The world's financial exchanges no longer resemble the chaotic trading floors of popular imagination — shouting traders, hand signals, paper tickets. Today, the vast majority of equity trading in the United States and Europe is executed by algorithms: computer programmes that read market data, make decisions, and submit orders in microseconds. Artificial intelligence has made these systems more adaptive, more predictive, and more profitable than their rule-based predecessors.
A Brief History of Algorithmic Trading
Electronic trading began in earnest in the 1970s with the introduction of the NASDAQ exchange. Programme trading — using computers to execute a basket of stocks simultaneously — emerged in the 1980s and was associated with the 1987 market crash, when cascading sell programmes amplified the decline. Regulatory changes in the 1990s and 2000s, particularly the SEC's Regulation NMS (National Market System) in 2005, fragmented markets across multiple exchanges and created the conditions for high-frequency trading (HFT) to flourish.
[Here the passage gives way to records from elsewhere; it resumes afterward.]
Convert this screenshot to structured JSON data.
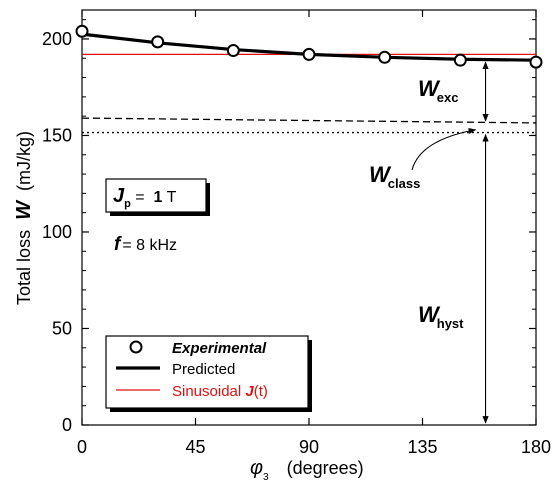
{
  "chart_data": {
    "type": "line",
    "xlabel_symbol": "φ",
    "xlabel_sub": "3",
    "xlabel_text": "(degrees)",
    "ylabel_text": "Total loss",
    "ylabel_symbol": "W",
    "ylabel_unit": "(mJ/kg)",
    "xlim": [
      0,
      180
    ],
    "ylim": [
      0,
      215
    ],
    "xticks": [
      "0",
      "45",
      "90",
      "135",
      "180"
    ],
    "yticks": [
      "0",
      "50",
      "100",
      "150",
      "200"
    ],
    "grid": false,
    "legend_position": "bottom-left",
    "series": [
      {
        "name": "Experimental",
        "style": "open-circle-markers",
        "color": "#000000",
        "x": [
          0,
          30,
          60,
          90,
          120,
          150,
          180
        ],
        "y": [
          204,
          198.5,
          194,
          192,
          190.5,
          189,
          188
        ]
      },
      {
        "name": "Predicted",
        "style": "thick-line",
        "color": "#000000",
        "x": [
          0,
          30,
          60,
          90,
          120,
          150,
          180
        ],
        "y": [
          202.5,
          198,
          194.5,
          192,
          190.5,
          189.5,
          189
        ]
      },
      {
        "name": "Sinusoidal J(t)",
        "style": "thin-line",
        "color": "#e01010",
        "x": [
          0,
          180
        ],
        "y": [
          192,
          192
        ]
      },
      {
        "name": "W_class level",
        "style": "dashed",
        "color": "#000000",
        "x": [
          0,
          180
        ],
        "y": [
          159,
          156.5
        ]
      },
      {
        "name": "W_hyst level",
        "style": "dotted",
        "color": "#000000",
        "x": [
          0,
          180
        ],
        "y": [
          151.5,
          151.5
        ]
      }
    ],
    "legend": [
      {
        "label": "Experimental",
        "marker": "circle",
        "color": "#000000"
      },
      {
        "label": "Predicted",
        "marker": "thick-line",
        "color": "#000000"
      },
      {
        "label": "Sinusoidal ",
        "symbol": "J",
        "suffix": "(t)",
        "marker": "thin-line",
        "color": "#e01010"
      }
    ],
    "annotations": {
      "jp": {
        "symbol": "J",
        "sub": "p",
        "eq": " =  ",
        "value": "1",
        "unit": " T"
      },
      "freq": {
        "symbol": "f",
        "text": "=  8 kHz"
      },
      "w_exc": {
        "symbol": "W",
        "sub": "exc"
      },
      "w_class": {
        "symbol": "W",
        "sub": "class"
      },
      "w_hyst": {
        "symbol": "W",
        "sub": "hyst"
      }
    },
    "arrows": {
      "x": 160,
      "exc_range": [
        189,
        156.5
      ],
      "hyst_range": [
        151.5,
        0
      ]
    }
  }
}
By the early 2010s, HFT firms were responsible for 50–70% of US equity trading volume. These firms competed on latency — the time between receiving market data and transmitting an order. Co-location services (hosting servers in the same data centre as the exchange) and proprietary fibre-optic and microwave networks reduced latency to microseconds and nanoseconds respectively.
Types of Algorithmic Strategies
Execution algorithms are designed to minimise market impact when trading large orders. Strategies such as VWAP (Volume-Weighted Average Price) and TWAP (Time-Weighted Average Price) slice large orders into smaller pieces and distribute them over time according to historical volume patterns. More sophisticated algorithms predict short-term price movements and accelerate or slow execution accordingly — adaptive algorithms that respond to real-time conditions.
Market-making algorithms continuously post bid and ask quotes, profiting from the spread between the two while managing inventory risk. AI-driven market makers use predictive models to adjust quotes in response to order flow toxicity — the probability that an incoming order comes from an informed trader who knows something the market maker does not.
Statistical arbitrage strategies exploit small, temporary price discrepancies between related instruments. Pairs trading — taking opposing positions in two historically correlated stocks when their spread diverges — is a classic example. Modern implementations use ML models to identify arbitrage relationships across hundreds of instruments simultaneously.
Machine Learning in Execution Optimisation
Reinforcement learning has emerged as a powerful framework for execution optimisation. Unlike supervised learning approaches that predict a target variable, RL trains an agent to make sequential decisions that maximise cumulative reward — in this case, minimising implementation shortfall (the cost of executing a large order relative to the mid-price at the time the order was placed).
An RL execution agent observes the current market state — order book depth, recent price trend, remaining inventory, time remaining — and decides how aggressively to trade. By training across historical market data, the agent learns nuanced policies that outperform static VWAP benchmarks, particularly in volatile or illiquid conditions.
Alternative Data and Signal Generation
Beyond traditional price and volume data, algorithmic traders consume an ever-expanding universe of alternative data sources. Satellite imagery is used to track oil tanker movements, estimate crop yields, and count cars in retail car parks. Credit card transaction data provides real-time estimates of consumer spending. Web scraping of job postings reveals companies that are expanding or contracting. Natural language processing of news, regulatory filings, and social media enables near-instantaneous parsing of text for market-moving information.
Processing these signals and converting them into actionable trading ideas requires sophisticated ML pipelines. Feature engineering, signal decay analysis, and portfolio construction optimisation are all areas where modern machine learning adds substantial value over classical statistical methods.
Risk Management and AI
Speed and automation introduce new forms of risk. "Flash crashes" — sudden, violent price moves caused by algorithmic feedback loops — have occurred multiple times, most notably in May 2010 when the Dow Jones Industrial Average fell nearly 1,000 points in minutes before recovering. Modern risk systems use ML anomaly detection to identify unusual algorithmic behaviour and automatic circuit breakers to pause trading when conditions deteriorate.
Regulatory oversight has intensified as algorithmic trading has grown. Regulators in both the US and EU now require firms to maintain detailed audit trails of algorithmic decisions and to demonstrate robust pre-trade and post-trade risk controls. The challenge for compliance teams is applying ML at the same speed as trading systems to ensure oversight does not introduce unacceptable latency.